Lucio Antonio Sánchez Aurelia escuchó en la radio del pueblo de Nuevo Eulero, San Luis Potosí, que estaban contratando para sembrar tomate en el ejido Maravillas, de Matamoros, Coahuila.

Lucio, de 55 años, se presentó y le prometieron que le darían 600 pesos de gratificación cuando terminara el contrato de 50 días, más un enganche de mil pesos. 150 pesos al día: más de lo que ganaba por cualquier oficio en su pueblo. Habría horas extras que se pagarían en 30 pesos. “Es siembra, limpia y corte de tomate”, le comentaron. Y firmó.

Cuando llegó al rancho Nidia Edith del ejido Maravillas de Matamoros le leyeron un reglamento y no le entregaron ningún enganche. No le pagarían los 150 pesos diarios por ocho horas hasta que terminaran los 50 días.

Llevaba 22 días en el rancho hasta que lo rescataron del campo agrícola el pasado viernes. Contó que los encargados les exigían mucho y que si veían a alguno descansando, lo regañaban o castigaban.

Él levantaba de 50 a 90 botes de tomate de exportación. “Querían que estuviéramos todo el tiempo en movimiento. Unos chavos se sentaron un minuto y tuvieron que trabajar minutos más. Uno no podía estirar los brazos porque ya estaban regañados”, recordó.

Si tenía que ir al doctor, le descontaban el día. Contó que ya ha visitado otros campos en Sinaloa y Sonora. Fue su primera vez en Coahuila.

Soledad Hernández llegó con su esposo, albañil de oficio. Ella tiene 30 años y cuatro hijos que dejó en Tantoyuca, Veracruz.

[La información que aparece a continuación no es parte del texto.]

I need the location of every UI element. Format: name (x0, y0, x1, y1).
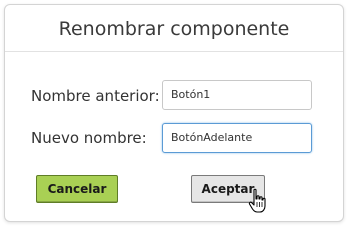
old-name-label: Nombre anterior: (31, 87, 160, 105)
new-name-label: Nuevo nombre: (31, 129, 147, 147)
dialog-title: Renombrar componente (58, 18, 290, 40)
old-name-field[interactable]: Botón1 (162, 80, 312, 110)
title-divider (5, 51, 343, 52)
rename-component-dialog: Renombrar componente Nombre anterior: Bo… (4, 4, 344, 222)
cancel-button[interactable]: Cancelar (36, 175, 118, 203)
hand-pointer-icon (248, 188, 266, 213)
new-name-input[interactable]: BotónAdelante (162, 123, 312, 153)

Acumulaba 42 días trabajando, sin pago alguno.

La contrataron por dos meses, pero cuando llegó le dijeron que siempre serían 70 días. “Allá [en Tantoyuca] está mejor que aquí, mejor me hubiera quedado”, comentó.

Malas condiciones. Lucio dormía en galeras donde entraban seis personas. Los cuartos eran reducidos y tenían literas de tres pisos con una lámina de cama.

Comía frijoles y arroz. Le daban media hora para desayunar, a las 11 de la mañana, aunque tenía que estar 10 minutos antes de las ocho para empezar, sino lo podían castigar.

“La comida era hasta las cuatro de la tarde, lo hacían yo creo para no dar cena. La comida a veces era sopa, pollo, pero con mucha agua”. “No estaba sabrosa, era más agua, la carne no la lavaban, así la preparaban. Llevaba tierrita. Estaba sucia”, añadió Soledad Hernández.

El rancho tenía una tienda donde vendían comida y artículos de limpieza. “Un refresco de lata te lo daban en ocho pesos, sí estaba un poco más caro. Era con crédito, se supone te lo rebajaban al final”, dijo Lucio.